Disk Crypto and Backups: VeraCrypt, LUKS and a Resilient 3-2-1 Strategy

Losing an encrypted machine is annoying. Losing the encrypted backup of the encrypted machine ends the project. The gap between those two outcomes is usually a two-column spreadsheet: where the key lives today and who has actually tried to restore from it. At Basilisk OffSec we run quarterly wipe-and-restore drills on our research workstations, and almost every iteration surfaces a forgotten detail: LUKS header with no backup, passphrase drift between vaults, a Restic snapshot pointing at a bucket that was already rotated. Disk encryption and backup are not separate topics; they are the same gear turning in opposite directions.

On Linux, LUKS2 with Argon2id is still the default pick in 2026. Use `cryptsetup luksFormat --type luks2 --pbkdf argon2id --pbkdf-memory 1048576 --pbkdf-parallel 4 /dev/nvme0n1p3` for an aggressive KDF cost on modern hardware, and never skip `cryptsetup luksHeaderBackup` to a 16 MiB file stored on a separate physical medium. That file is what separates a usable encrypted disk from a random brick if sector zero of the partition corrupts. We pair it with TPM2 sealing via `systemd-cryptenroll` for passwordless boot on trusted stations, while keeping a recovery slot with a 6-word Diceware passphrase. More on this layered defense logic in Linux Server Hardening: Applying CIS Benchmark Without Breaking Production.

VeraCrypt enters the picture when we need portable containers or plausible deniability. A 50 GiB `.hc` file with a hidden volume is still the lowest-profile way to carry engagement evidence through an airport, as long as you understand that plausible deniability only works if your counterpart accepts the premise. For full disks on Windows we prefer BitLocker with TPM plus PIN, and VeraCrypt only for secondary partitions or USB sticks shared between Linux and Windows. We document each choice as part of our personal OPSEC process, connected in OPSEC for Security Researchers: Building a Personal Threat Model and in the OS choice discussion in Tails, Whonix or Qubes OS: Which to Pick for Each OPSEC Scenario.

The classic 3-2-1 strategy reads as three copies, two different media, one offsite. In 2026 we run a 3-2-1-1-0: the fourth copy is immutable (S3 Object Lock or Backblaze B2 with a hold), and the zero means zero errors in the latest verification. Our pipeline uses Restic with an AES-256 encrypted repo, daily snapshots to a Synology NAS in the rack, weekly replication to a USB HDD living in an off-site safe, and monthly replication to Backblaze B2 with seven-year retention and Object Lock governance. The Restic key is generated with 256 bits of entropy, split via SLIP39 into 3-of-5 shards and distributed between a physical safe, a hardware wallet, and a trusted lawyer, a process similar to the one in Personal Crypto: Hardware Wallets, Passphrase and Coercion-Resistant Backup.

Encrypting is not enough: a backup that has not been tested does not exist. Every first Friday of the month we tear down a research VM, rebuild it from scratch using the latest Restic snapshot, and stopwatch the time until the environment is usable. RTO target: 90 minutes for a pentest workstation with custom tooling. To validate integrity we run `restic check --read-data-subset=10%` weekly and a full `restic check --read-data` every quarter. Logs ship to our internal Elastic and get correlated with simple Sigma rules, an idea we expand on in Threat Hunting with Sigma and Elastic: From Indicator to Detection Rule. If a check fails, we open a ticket the same way we would for a production IOC.
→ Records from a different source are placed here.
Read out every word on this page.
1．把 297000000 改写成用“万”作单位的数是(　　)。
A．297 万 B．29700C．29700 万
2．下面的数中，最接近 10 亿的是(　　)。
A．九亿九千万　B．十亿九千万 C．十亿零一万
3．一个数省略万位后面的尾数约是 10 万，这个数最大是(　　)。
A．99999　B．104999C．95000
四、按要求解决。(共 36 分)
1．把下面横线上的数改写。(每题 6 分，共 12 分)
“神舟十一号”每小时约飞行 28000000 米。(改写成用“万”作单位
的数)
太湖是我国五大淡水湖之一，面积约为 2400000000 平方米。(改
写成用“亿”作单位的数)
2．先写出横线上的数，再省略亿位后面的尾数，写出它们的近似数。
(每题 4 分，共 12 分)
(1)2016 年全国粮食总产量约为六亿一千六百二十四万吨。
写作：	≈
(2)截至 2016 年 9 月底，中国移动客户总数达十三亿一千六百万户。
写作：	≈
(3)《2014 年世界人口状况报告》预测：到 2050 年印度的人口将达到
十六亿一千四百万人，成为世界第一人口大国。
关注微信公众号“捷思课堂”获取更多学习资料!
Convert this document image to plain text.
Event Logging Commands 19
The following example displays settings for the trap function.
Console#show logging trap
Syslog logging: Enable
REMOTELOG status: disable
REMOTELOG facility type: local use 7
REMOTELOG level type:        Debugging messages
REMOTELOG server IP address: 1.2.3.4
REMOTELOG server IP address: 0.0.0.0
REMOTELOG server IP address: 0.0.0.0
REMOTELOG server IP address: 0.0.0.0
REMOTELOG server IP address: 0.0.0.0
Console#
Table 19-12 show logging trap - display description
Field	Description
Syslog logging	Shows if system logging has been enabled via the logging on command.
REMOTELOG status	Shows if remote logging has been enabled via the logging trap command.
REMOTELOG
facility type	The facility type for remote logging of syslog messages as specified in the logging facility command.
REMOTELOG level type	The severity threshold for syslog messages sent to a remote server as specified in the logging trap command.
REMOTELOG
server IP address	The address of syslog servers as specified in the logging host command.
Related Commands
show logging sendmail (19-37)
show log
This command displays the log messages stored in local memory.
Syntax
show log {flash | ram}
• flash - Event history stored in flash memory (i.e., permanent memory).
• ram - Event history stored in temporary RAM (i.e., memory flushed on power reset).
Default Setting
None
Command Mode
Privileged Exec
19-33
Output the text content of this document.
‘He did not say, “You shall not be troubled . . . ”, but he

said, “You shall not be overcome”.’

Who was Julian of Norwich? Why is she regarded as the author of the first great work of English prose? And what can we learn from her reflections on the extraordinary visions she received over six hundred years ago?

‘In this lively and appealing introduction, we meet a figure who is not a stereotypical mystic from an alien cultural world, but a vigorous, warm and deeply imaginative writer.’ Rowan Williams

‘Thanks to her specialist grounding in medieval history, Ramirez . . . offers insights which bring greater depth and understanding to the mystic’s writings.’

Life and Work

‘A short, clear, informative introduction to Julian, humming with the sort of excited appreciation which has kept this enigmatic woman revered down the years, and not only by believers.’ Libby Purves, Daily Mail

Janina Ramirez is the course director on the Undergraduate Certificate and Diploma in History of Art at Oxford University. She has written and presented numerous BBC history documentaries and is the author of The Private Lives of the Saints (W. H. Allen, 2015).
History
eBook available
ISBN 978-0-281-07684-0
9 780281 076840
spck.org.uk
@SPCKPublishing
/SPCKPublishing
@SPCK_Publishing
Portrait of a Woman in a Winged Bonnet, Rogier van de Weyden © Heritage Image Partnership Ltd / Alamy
Watch out for the anti-patterns we keep seeing in consulting work: LUKS header backup stored inside the very disk it protects; Restic key in plaintext under `~/.config`; Time Machine snapshot pointing at a NAS without at-rest encryption; replication to a personal Google Drive treated as offsite. Each one has been a real postmortem on a client engagement. The rule of thumb: if you cannot whiteboard the full key chain from plaintext to the coldest medium, and name who has physical access to every link, your threat model is leaking.
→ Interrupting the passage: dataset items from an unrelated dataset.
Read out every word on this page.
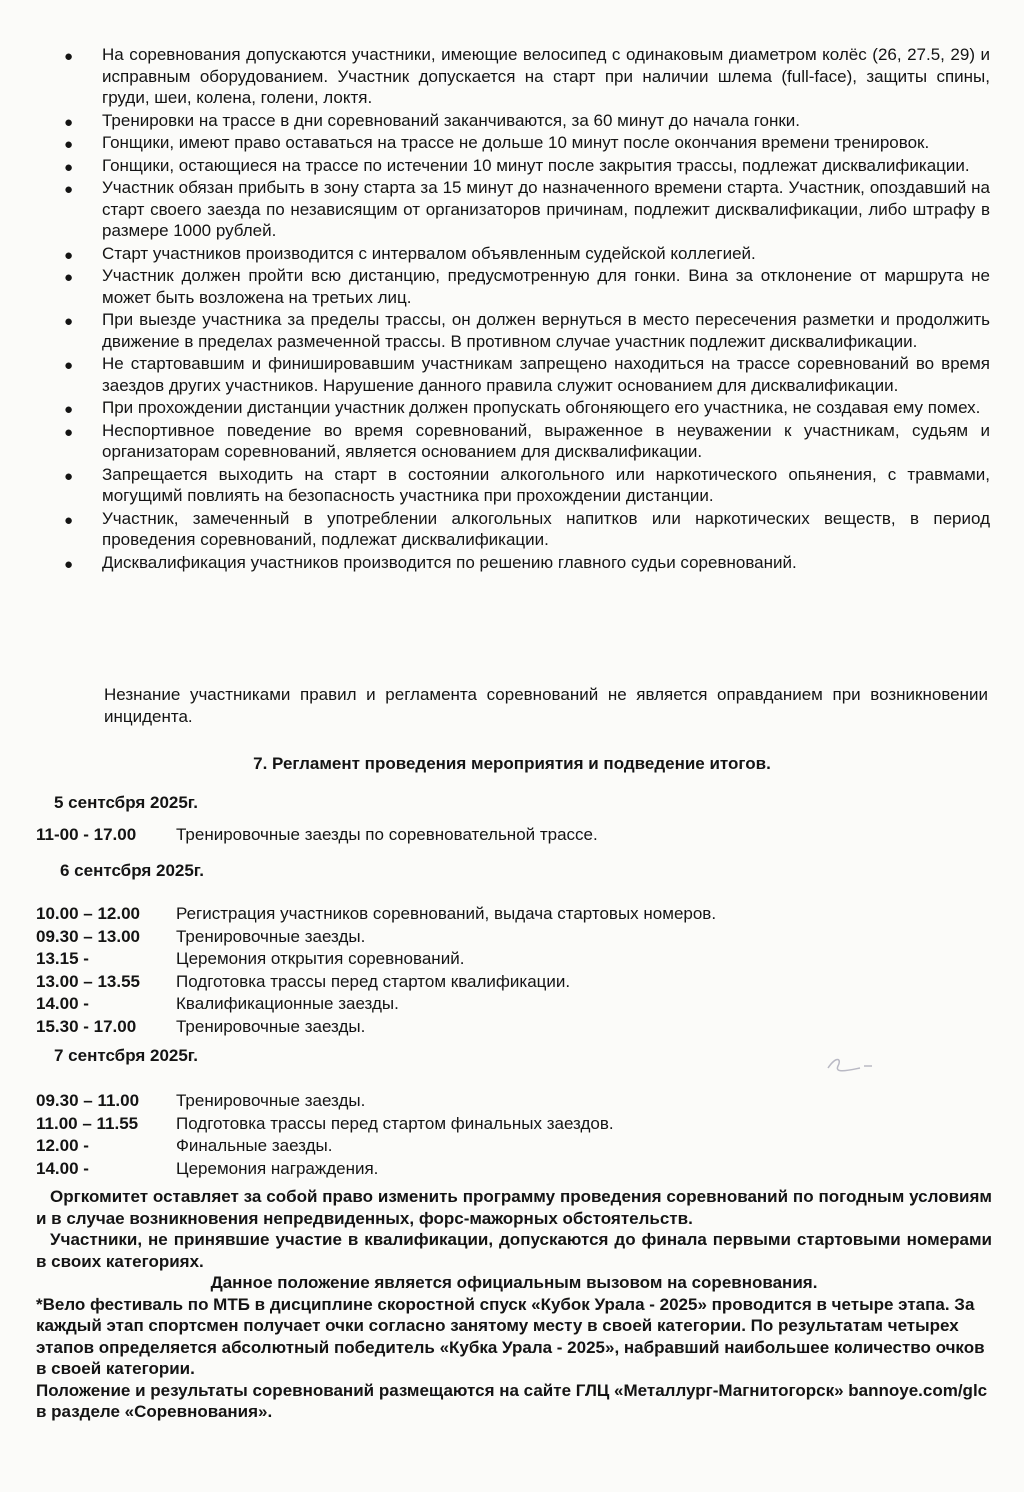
● На соревнования допускаются участники, имеющие велосипед с одинаковым диаметром колёс (26, 27.5, 29) и исправным оборудованием. Участник допускается на старт при наличии шлема (full-face), защиты спины, груди, шеи, колена, голени, локтя.
● Тренировки на трассе в дни соревнований заканчиваются, за 60 минут до начала гонки.
● Гонщики, имеют право оставаться на трассе не дольше 10 минут после окончания времени тренировок.
● Гонщики, остающиеся на трассе по истечении 10 минут после закрытия трассы, подлежат дисквалификации.
● Участник обязан прибыть в зону старта за 15 минут до назначенного времени старта. Участник, опоздавший на старт своего заезда по независящим от организаторов причинам, подлежит дисквалификации, либо штрафу в размере 1000 рублей.
● Старт участников производится с интервалом объявленным судейской коллегией.
● Участник должен пройти всю дистанцию, предусмотренную для гонки. Вина за отклонение от маршрута не может быть возложена на третьих лиц.
● При выезде участника за пределы трассы, он должен вернуться в место пересечения разметки и продолжить движение в пределах размеченной трассы. В противном случае участник подлежит дисквалификации.
● Не стартовавшим и финишировавшим участникам запрещено находиться на трассе соревнований во время заездов других участников. Нарушение данного правила служит основанием для дисквалификации.
● При прохождении дистанции участник должен пропускать обгоняющего его участника, не создавая ему помех.
● Неспортивное поведение во время соревнований, выраженное в неуважении к участникам, судьям и организаторам соревнований, является основанием для дисквалификации.
● Запрещается выходить на старт в состоянии алкогольного или наркотического опьянения, с травмами, могущимй повлиять на безопасность участника при прохождении дистанции.
● Участник, замеченный в употреблении алкогольных напитков или наркотических веществ, в период проведения соревнований, подлежат дисквалификации.
● Дисквалификация участников производится по решению главного судьи соревнований.
Незнание участниками правил и регламента соревнований не является оправданием при возникновении инцидента.
7. Регламент проведения мероприятия и подведение итогов.
5 сентсбря 2025г.
11-00 - 17.00	Тренировочные заезды по соревновательной трассе.
6 сентсбря 2025г.
10.00 – 12.00	Регистрация участников соревнований, выдача стартовых номеров.
09.30 – 13.00	Тренировочные заезды.
13.15 -	Церемония открытия соревнований.
13.00 – 13.55	Подготовка трассы перед стартом квалификации.
14.00 -	Квалификационные заезды.
15.30 - 17.00	Тренировочные заезды.
7 сентсбря 2025г.
09.30 – 11.00	Тренировочные заезды.
11.00 – 11.55	Подготовка трассы перед стартом финальных заездов.
12.00 -	Финальные заезды.
14.00 -	Церемония награждения.

Оргкомитет оставляет за собой право изменить программу проведения соревнований по погодным условиям и в случае возникновения непредвиденных, форс-мажорных обстоятельств.

Участники, не принявшие участие в квалификации, допускаются до финала первыми стартовыми номерами в своих категориях.

Данное положение является официальным вызовом на соревнования.

*Вело фестиваль по МТБ в дисциплине скоростной спуск «Кубок Урала - 2025» проводится в четыре этапа. За каждый этап спортсмен получает очки согласно занятому месту в своей категории. По результатам четырех этапов определяется абсолютный победитель «Кубка Урала - 2025», набравший наибольшее количество очков в своей категории.

Положение и результаты соревнований размещаются на сайте ГЛЦ «Металлург-Магнитогорск» bannoye.com/glc в разделе «Соревнования».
To close with something actionable: block two hours this weekend, run `cryptsetup luksHeaderBackup` against every encrypted disk you maintain, generate a fresh Diceware passphrase, and store the header on an encrypted USB stick kept at a different address. Then run a test restore of your latest backup into a throwaway VM and measure how long it took. If you could not restore or it took more than two hours, you do not have a backup, you have hope. Crypto and backup hygiene is exactly the kind of quiet work that decides whether an incident ends as a funny anecdote in the retro or as a labor lawsuit.